Ce livre compte également pour le Challenge Petit Bac d’Enna, catégorie gros mot

45 réflexions au sujet de « DÉLICIEUSES POURRITURES DE Joyce Carol Oates »

      • C’est bizz depuis plusieurs jours, je ne peux plus laisser un commentaire chez toi, je ne peux que « répondre »…
        C’est pour cette raison que je suis positionnée ici 😥
        (t’as vu plus de dents vertes :lol:)

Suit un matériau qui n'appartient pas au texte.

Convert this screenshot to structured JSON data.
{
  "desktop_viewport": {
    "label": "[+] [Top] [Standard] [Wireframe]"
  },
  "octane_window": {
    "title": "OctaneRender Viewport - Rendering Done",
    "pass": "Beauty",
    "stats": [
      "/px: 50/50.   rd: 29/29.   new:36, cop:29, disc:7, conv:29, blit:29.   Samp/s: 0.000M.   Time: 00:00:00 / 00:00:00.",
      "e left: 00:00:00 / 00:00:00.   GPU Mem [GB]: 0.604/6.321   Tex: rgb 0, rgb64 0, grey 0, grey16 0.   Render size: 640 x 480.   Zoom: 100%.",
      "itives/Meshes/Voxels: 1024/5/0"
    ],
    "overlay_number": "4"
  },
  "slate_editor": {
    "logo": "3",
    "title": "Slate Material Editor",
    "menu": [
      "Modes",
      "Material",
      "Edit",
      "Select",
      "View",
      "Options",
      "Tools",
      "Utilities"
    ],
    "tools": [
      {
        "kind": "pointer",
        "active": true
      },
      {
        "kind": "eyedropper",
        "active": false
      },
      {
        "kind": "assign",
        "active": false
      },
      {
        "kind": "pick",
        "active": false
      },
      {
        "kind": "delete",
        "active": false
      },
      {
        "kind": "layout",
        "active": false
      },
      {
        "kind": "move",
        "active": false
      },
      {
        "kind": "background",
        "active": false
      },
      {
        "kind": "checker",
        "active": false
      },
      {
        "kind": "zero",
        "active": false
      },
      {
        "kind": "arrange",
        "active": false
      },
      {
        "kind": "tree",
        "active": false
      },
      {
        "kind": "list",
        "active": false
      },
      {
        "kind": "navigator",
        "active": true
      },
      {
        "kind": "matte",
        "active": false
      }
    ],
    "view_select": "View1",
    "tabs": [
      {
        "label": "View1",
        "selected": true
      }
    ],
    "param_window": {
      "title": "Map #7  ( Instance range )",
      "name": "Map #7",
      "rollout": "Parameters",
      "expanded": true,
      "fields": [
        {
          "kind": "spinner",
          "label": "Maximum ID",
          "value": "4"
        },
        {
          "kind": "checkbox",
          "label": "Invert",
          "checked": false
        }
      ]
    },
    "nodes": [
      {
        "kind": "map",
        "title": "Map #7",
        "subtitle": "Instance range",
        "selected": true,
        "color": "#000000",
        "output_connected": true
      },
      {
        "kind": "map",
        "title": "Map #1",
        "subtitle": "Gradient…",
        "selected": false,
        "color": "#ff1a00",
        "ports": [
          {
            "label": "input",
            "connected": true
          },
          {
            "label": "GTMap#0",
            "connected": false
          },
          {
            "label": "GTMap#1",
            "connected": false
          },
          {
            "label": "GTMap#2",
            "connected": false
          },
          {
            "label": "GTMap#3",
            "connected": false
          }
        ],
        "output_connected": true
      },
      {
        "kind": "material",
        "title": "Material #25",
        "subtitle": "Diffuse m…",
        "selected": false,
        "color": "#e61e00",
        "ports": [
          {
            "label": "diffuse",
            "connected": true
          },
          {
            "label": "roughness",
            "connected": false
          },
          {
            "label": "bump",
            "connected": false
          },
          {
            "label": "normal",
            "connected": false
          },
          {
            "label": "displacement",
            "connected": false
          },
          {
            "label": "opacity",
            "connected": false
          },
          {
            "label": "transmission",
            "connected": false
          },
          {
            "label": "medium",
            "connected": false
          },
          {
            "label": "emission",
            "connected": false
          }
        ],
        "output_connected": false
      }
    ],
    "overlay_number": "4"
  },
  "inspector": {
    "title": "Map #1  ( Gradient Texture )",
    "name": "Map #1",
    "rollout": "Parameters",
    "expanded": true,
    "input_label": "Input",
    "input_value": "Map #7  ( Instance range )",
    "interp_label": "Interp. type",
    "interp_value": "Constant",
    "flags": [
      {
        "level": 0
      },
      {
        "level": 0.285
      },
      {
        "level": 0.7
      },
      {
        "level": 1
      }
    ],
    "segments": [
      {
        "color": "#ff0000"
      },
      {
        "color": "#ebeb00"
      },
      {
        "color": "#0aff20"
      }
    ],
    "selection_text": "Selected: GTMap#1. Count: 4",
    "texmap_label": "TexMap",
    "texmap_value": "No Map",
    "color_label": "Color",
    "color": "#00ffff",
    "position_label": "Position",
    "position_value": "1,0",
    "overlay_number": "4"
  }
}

        Le titre ne m’inspire pas… j’attends que Jean-Charles le lise !
        Quel courage de lire tout ça, de faire tout ça… c’est pire qu’au boulot…
        Bon courage et gros bisous surcongelés de ma tour

        • C’est bizz…arre^^ cette histoire de commentaires ! Moi, de ce côté du tableau de bord, rien de spécial ! Si, je vois bien que tu es en mode « réponse » mais je ne comprends pas pourquoi ! Allez petit sourire et c’est gentil de m’épargner les dents vertes 😆 ! A chacun son courage ! Tu prends des risques surgelés et considérables pour faire tes si belles photos ! Je crois que quand on fait les choses avec plaisir, on n’en voit plus les inconvénients ou les désagréments et c’est le principal non ? Gros bizzz…ous à toi et merci de ta persévérance ! Lystig qui est CB comme toi n’a visiblement pas de problèmes, ça viendrait pas de ta tour infernale ? Couvre-toi bien :D♥

    • Oui t’as vu ? Je me suis appliquée en plus pour justifier l’influence de H.D. Lawrence ! Il est à Liyah ce livre, tu la connais ? Je peux lui demander de le faire suivre chez toi ? Il n’y a personne derrière moi visiblement !^^

  1. Tu m’allèches là !
    Je crois que je vais aller à la bibliothèque chercher un des ces romans… Merci pour cette découverte….
    Je vais craquer sous les livres avec mes 164mots/minutes je vais me retrouver au cimetière avant de l’avoir épuisée. Bises d’ici chouanne.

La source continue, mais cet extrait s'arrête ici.